In case study 1, the results show (Figure 14a) how the impact of texture and color of the pavement is fundamental to the thermal behavior of a space such as a courtyard. While the surface temperature of the original black pavement sheet was 70 °C, the surface temperature of the new white sheet was 50 °C, i.e., about 20 °C difference between the surface temperatures of the two materials. A second thermal image was taken when the new sheet was lifted and removed to see the effects that it had on the existing pavement. It can be seen that a lot of heat is stored on the back of the sheet, but it did not reach the temperatures of the current pavement (Figure 14b). Finally, when the sheet was fully removed and another thermal picture was taken, the thermal footprint was visible while the floor temperature is recovered (Figure 14c).
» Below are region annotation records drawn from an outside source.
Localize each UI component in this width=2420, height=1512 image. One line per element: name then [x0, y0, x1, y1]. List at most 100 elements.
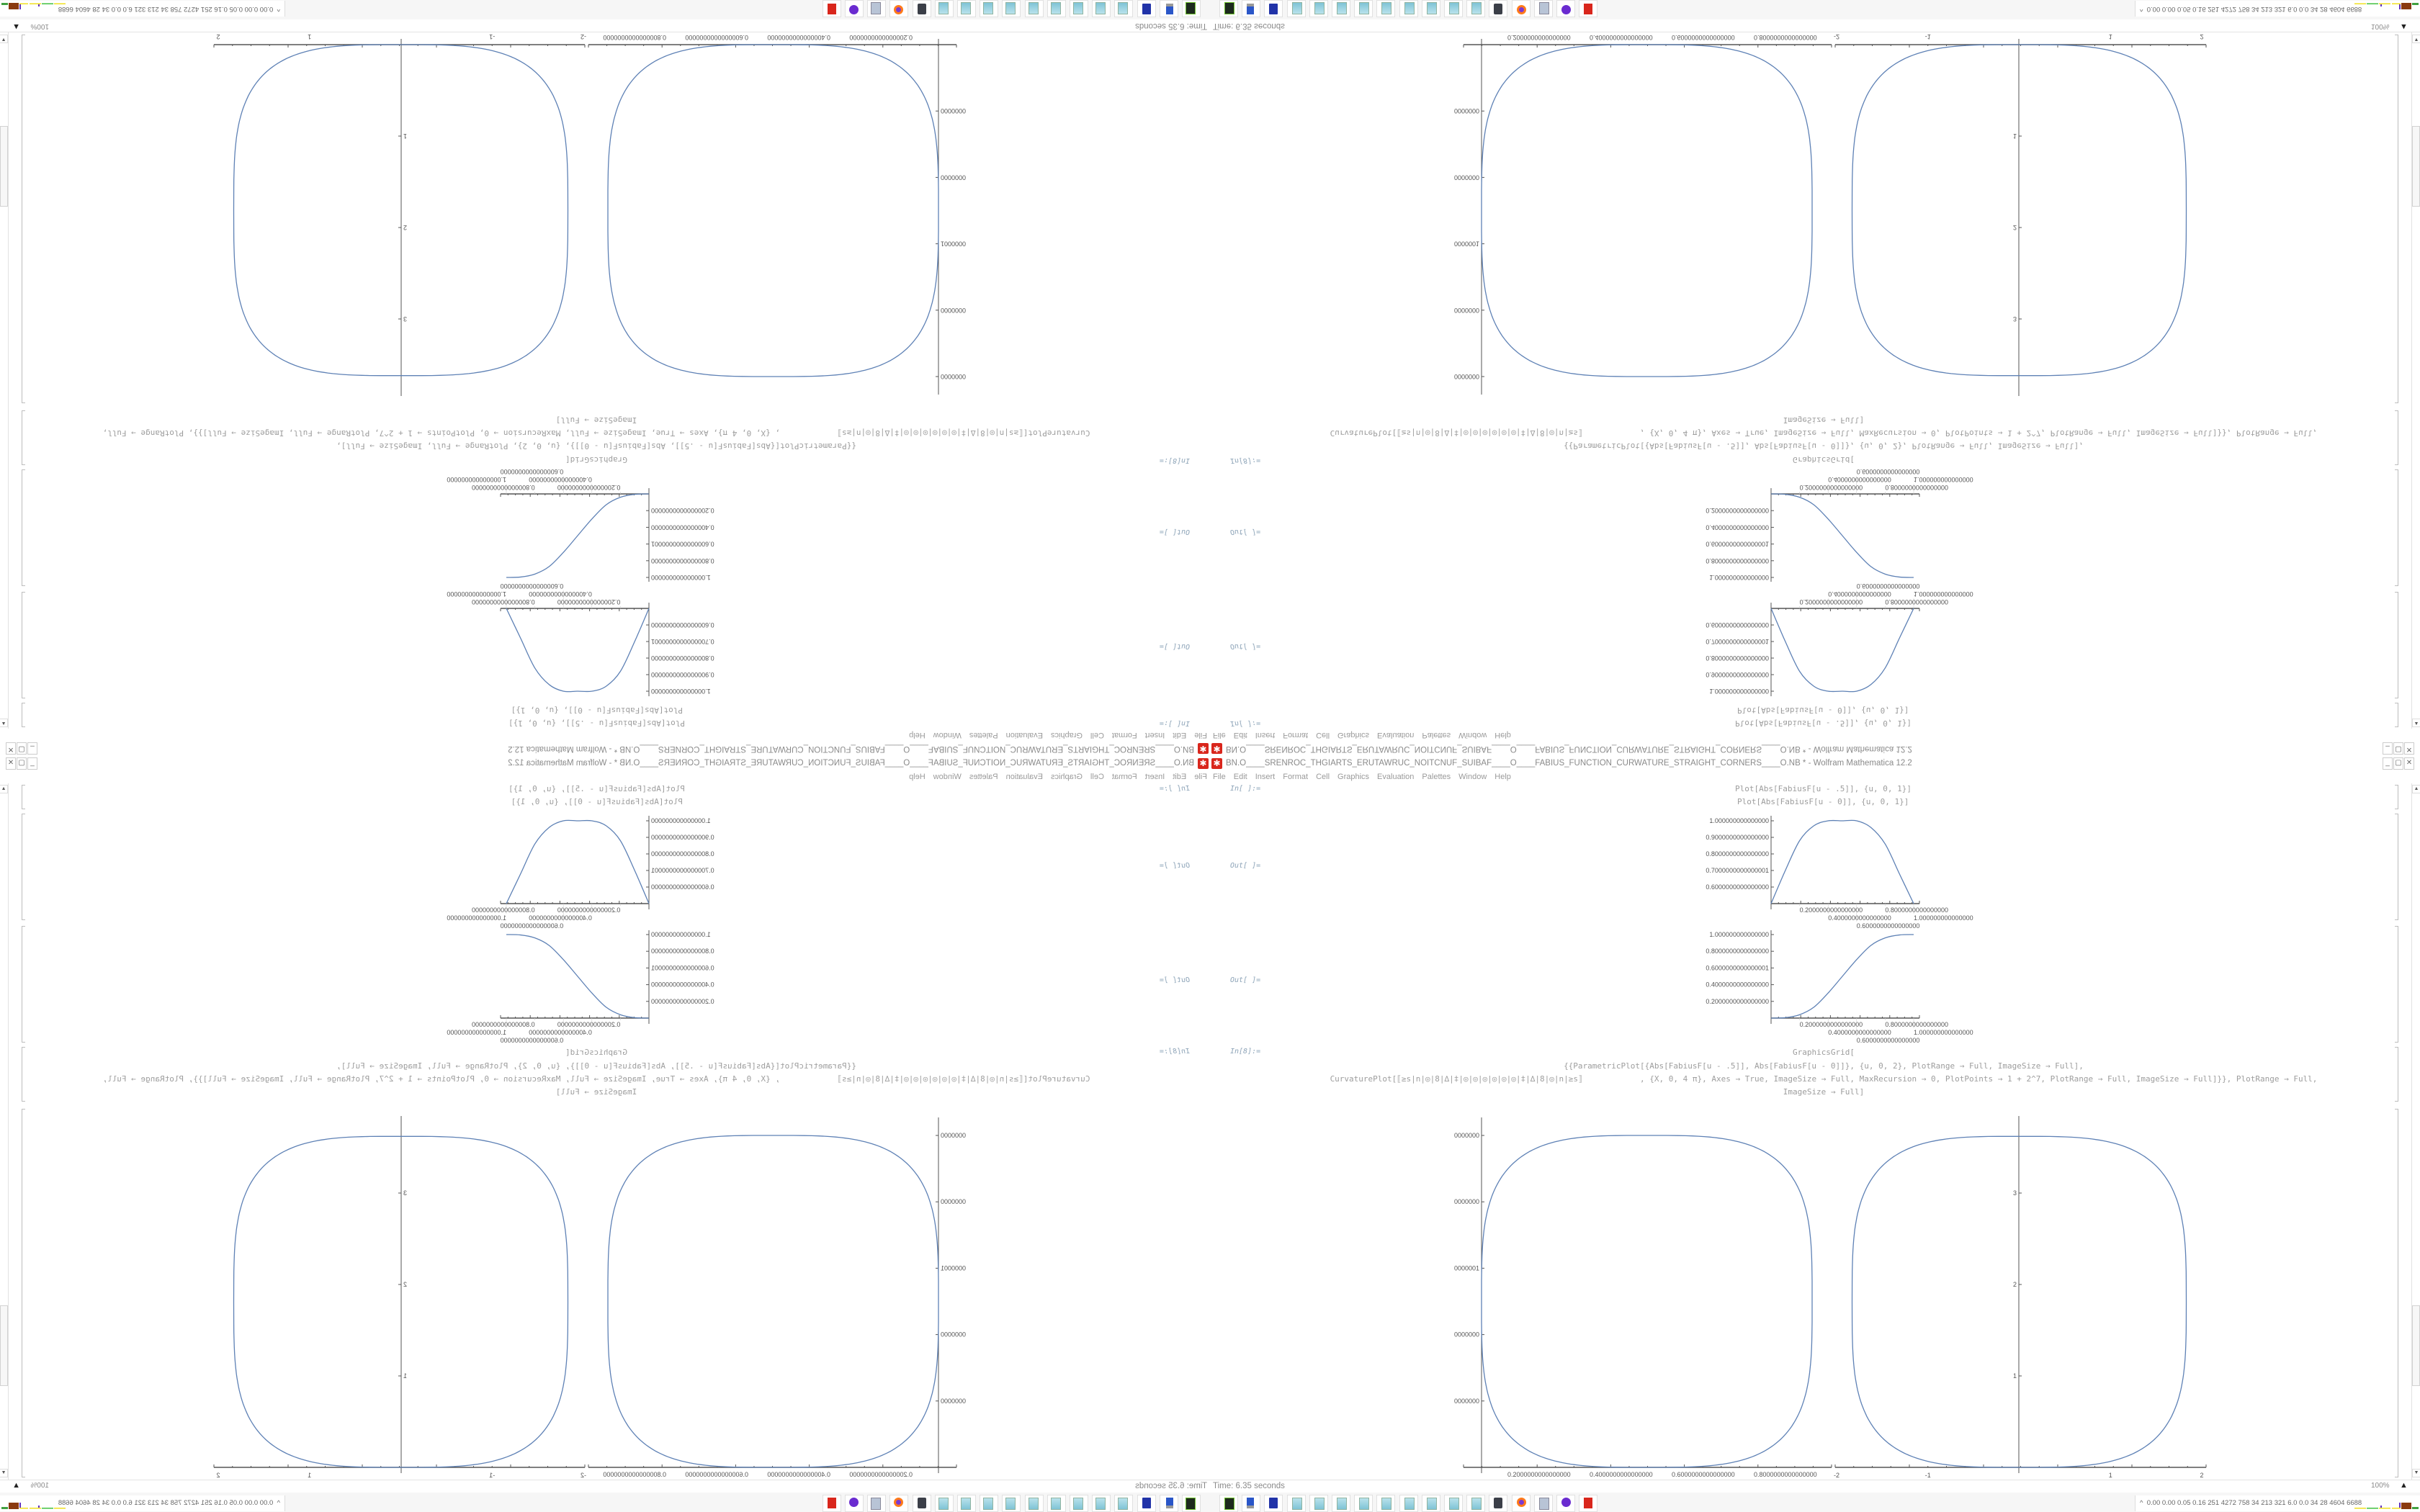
notepad-icon[interactable] [1309, 0, 1328, 17]
notepad-icon[interactable] [1047, 1495, 1066, 1512]
notepad-icon[interactable] [1002, 0, 1021, 17]
floppy-icon[interactable] [1264, 0, 1283, 17]
tray-chevron-icon[interactable]: ^ [2140, 1499, 2143, 1507]
computer-icon[interactable] [1242, 1495, 1261, 1512]
menu-evaluation[interactable]: Evaluation [1377, 773, 1415, 781]
notepad-icon[interactable] [1092, 1495, 1111, 1512]
notepad-icon[interactable] [1354, 1495, 1373, 1512]
maximize-button[interactable]: ▢ [2393, 757, 2403, 770]
firefox-icon[interactable] [1511, 0, 1531, 17]
floppy-icon[interactable] [1264, 1495, 1283, 1512]
notepad-icon[interactable] [934, 1495, 954, 1512]
firefox-icon[interactable] [1511, 1495, 1531, 1512]
scroll-down-icon[interactable]: ▼ [2412, 35, 2420, 43]
zoom-menu-icon[interactable]: ▲ [12, 1481, 20, 1490]
notepad-icon[interactable] [1466, 0, 1486, 17]
zoom-level[interactable]: 100% [30, 1482, 49, 1490]
scrollbar-thumb[interactable] [0, 1305, 8, 1386]
mathematica-icon[interactable] [1579, 1495, 1598, 1512]
scrollbar-thumb[interactable] [0, 126, 8, 207]
input-code-line[interactable]: ImageSize → Full] [1783, 1087, 1865, 1097]
notepad-icon[interactable] [1421, 1495, 1440, 1512]
computer-icon[interactable] [1159, 0, 1178, 17]
terminal-icon[interactable] [1219, 0, 1238, 17]
vertical-scrollbar[interactable] [2411, 783, 2420, 1480]
input-code-line[interactable]: {{ParametricPlot[{Abs[FabiusF[u - .5]], … [1564, 1061, 2084, 1071]
scroll-down-icon[interactable]: ▼ [0, 35, 8, 43]
scroll-up-icon[interactable]: ▲ [2412, 719, 2420, 727]
notepad-icon[interactable] [1332, 1495, 1350, 1512]
webcam-icon[interactable] [1489, 1495, 1508, 1512]
notepad-icon[interactable] [1376, 1495, 1396, 1512]
notepad-icon[interactable] [1047, 0, 1066, 17]
scroll-down-icon[interactable]: ▼ [2412, 1469, 2420, 1477]
scroll-up-icon[interactable]: ▲ [0, 719, 8, 727]
input-code-line[interactable]: CurvaturePlot[⟦≥s|n|◎|8|∆|‡|◎|◎|◎|◎|◎|◎|… [1330, 1074, 2318, 1084]
firefox-icon[interactable] [889, 0, 909, 17]
notepad-icon[interactable] [934, 0, 954, 17]
notepad-icon[interactable] [1114, 1495, 1134, 1512]
zoom-menu-icon[interactable]: ▲ [12, 22, 20, 31]
scrollbar-thumb[interactable] [2412, 1305, 2420, 1386]
firefox-icon[interactable] [889, 1495, 909, 1512]
notepad-icon[interactable] [1376, 0, 1396, 17]
documents-icon[interactable] [867, 0, 887, 17]
cell-bracket[interactable] [2395, 1047, 2398, 1102]
menu-file[interactable]: File [1213, 773, 1226, 781]
mathematica-icon[interactable] [822, 0, 841, 17]
notepad-icon[interactable] [1421, 0, 1440, 17]
menu-insert[interactable]: Insert [1255, 773, 1276, 781]
notepad-icon[interactable] [980, 1495, 999, 1512]
notepad-icon[interactable] [1444, 1495, 1463, 1512]
notepad-icon[interactable] [1444, 0, 1463, 17]
notepad-icon[interactable] [957, 1495, 976, 1512]
tray-chevron-icon[interactable]: ^ [2140, 5, 2143, 13]
notepad-icon[interactable] [1070, 1495, 1088, 1512]
terminal-icon[interactable] [1182, 0, 1201, 17]
notepad-icon[interactable] [1399, 1495, 1418, 1512]
tray-chevron-icon[interactable]: ^ [277, 5, 280, 13]
mathematica-icon[interactable] [822, 1495, 841, 1512]
floppy-icon[interactable] [1137, 0, 1156, 17]
purple-app-icon[interactable] [1556, 0, 1575, 17]
scroll-down-icon[interactable]: ▼ [0, 1469, 8, 1477]
zoom-level[interactable]: 100% [2371, 22, 2390, 30]
documents-icon[interactable] [1533, 1495, 1553, 1512]
webcam-icon[interactable] [1489, 0, 1508, 17]
purple-app-icon[interactable] [1556, 1495, 1575, 1512]
minimize-button[interactable]: _ [2383, 757, 2393, 770]
mathematica-icon[interactable] [1579, 0, 1598, 17]
scroll-up-icon[interactable]: ▲ [0, 785, 8, 793]
scrollbar-thumb[interactable] [2412, 126, 2420, 207]
menu-cell[interactable]: Cell [1316, 773, 1330, 781]
notepad-icon[interactable] [957, 0, 976, 17]
notepad-icon[interactable] [1002, 1495, 1021, 1512]
notepad-icon[interactable] [1354, 0, 1373, 17]
notepad-icon[interactable] [1024, 0, 1044, 17]
purple-app-icon[interactable] [845, 0, 864, 17]
notepad-icon[interactable] [1332, 0, 1350, 17]
notepad-icon[interactable] [1092, 0, 1111, 17]
notepad-icon[interactable] [1309, 1495, 1328, 1512]
documents-icon[interactable] [867, 1495, 887, 1512]
menu-format[interactable]: Format [1283, 773, 1309, 781]
notepad-icon[interactable] [1286, 0, 1306, 17]
menu-graphics[interactable]: Graphics [1337, 773, 1370, 781]
purple-app-icon[interactable] [845, 1495, 864, 1512]
menu-window[interactable]: Window [1458, 773, 1487, 781]
close-button[interactable]: ✕ [2404, 757, 2414, 770]
computer-icon[interactable] [1159, 1495, 1178, 1512]
zoom-level[interactable]: 100% [2371, 1482, 2390, 1490]
notepad-icon[interactable] [1399, 0, 1418, 17]
computer-icon[interactable] [1242, 0, 1261, 17]
webcam-icon[interactable] [912, 1495, 931, 1512]
cell-bracket[interactable] [2395, 785, 2398, 809]
notepad-icon[interactable] [1024, 1495, 1044, 1512]
floppy-icon[interactable] [1137, 1495, 1156, 1512]
notepad-icon[interactable] [1070, 0, 1088, 17]
menu-palettes[interactable]: Palettes [1422, 773, 1451, 781]
cell-bracket[interactable] [2395, 926, 2398, 1043]
scroll-up-icon[interactable]: ▲ [2412, 785, 2420, 793]
menu-help[interactable]: Help [1494, 773, 1511, 781]
input-code-line[interactable]: Plot[Abs[FabiusF[u - .5]], {u, 0, 1}] [1735, 784, 1912, 793]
In case study 2, a vegetal facade was implemented in the south-west wall, being the facade that receives more hours of direct solar radiation. When the vegetal facade was installed, it substantially improved the TD regarding the outdoor temperature. While both facades presented no thermal difference before, after the adoption of the vegetation strategy, a difference up to 2 °C at some hours of the day is observed, despite the proximity between the facades (Figure 15). Moreover, the main objective being the thermal tempering of the microclimate generated by the courtyard is noticeable. The previous TD of 4 °C measured in the first stage (displayed in Figure 16) increased up to 11 °C with the installation of the vegetal façade, comparing a day with similar outdoor temperatures.

4. Conclusions

In this research, two free-running school buildings with courtyards were analyzed. In both case studies, passive cooling strategies were implemented to thermally temper these spaces by regulating the absorbed solar radiation by pavements and facades of the courtyards. The study aimed to determine the relative efficiency of these strategies to improve specific microclimates of outdoor spaces in buildings and cities.

The results of the performed experiments confirmed that materials, textures and colors of courtyard pavements and facades largely determined their climatic behavior. Previous studies have observed differences between the outdoor and courtyard temperatures up to 15.8 °C when vegetation and water ponds are used in the courtyards [16]. In the present research, the addition of the vegetal facade reached a similar TD, specifically 11 °C. In the case of public buildings that are intended to be thermally refurbished to promote sustainable performances as free-running buildings, this study shows that courtyards offered a great opportunity and are relatively easy to execute, by changing some of the finishing materials. Moreover, improving the microclimate in these types of spaces in schools offers the possibility to use them as teaching spaces and subsequently improves natural ventilation possibilities of the adjacent classrooms, a fundamental issue currently, due to the Covid-19 pandemic.

Specifically, it is possible to lower the surface temperature of a pavement by several tens of degrees by modifying the albedo range. It is also feasible to increase above 10 °C the courtyard TD concerning the outdoor temperature by introducing vegetation into the courtyard using low-maintenance vegetal facade adapted to the local climate. Furthermore, these strategies can help to reduce the increase of temperatures in cities and improve thermal comfort in adjacent-to-the-courtyard rooms within free-running buildings.

All things considered, the obtained data show a significant transformation of the original microclimate for both case studies, which implies the main contribution of this paper that is to highlight the potential of using an experimental method, based on the evaluation of possible modifications of the coating materials, for a more comprehensive assessment of courtyards’ microclimatic performance.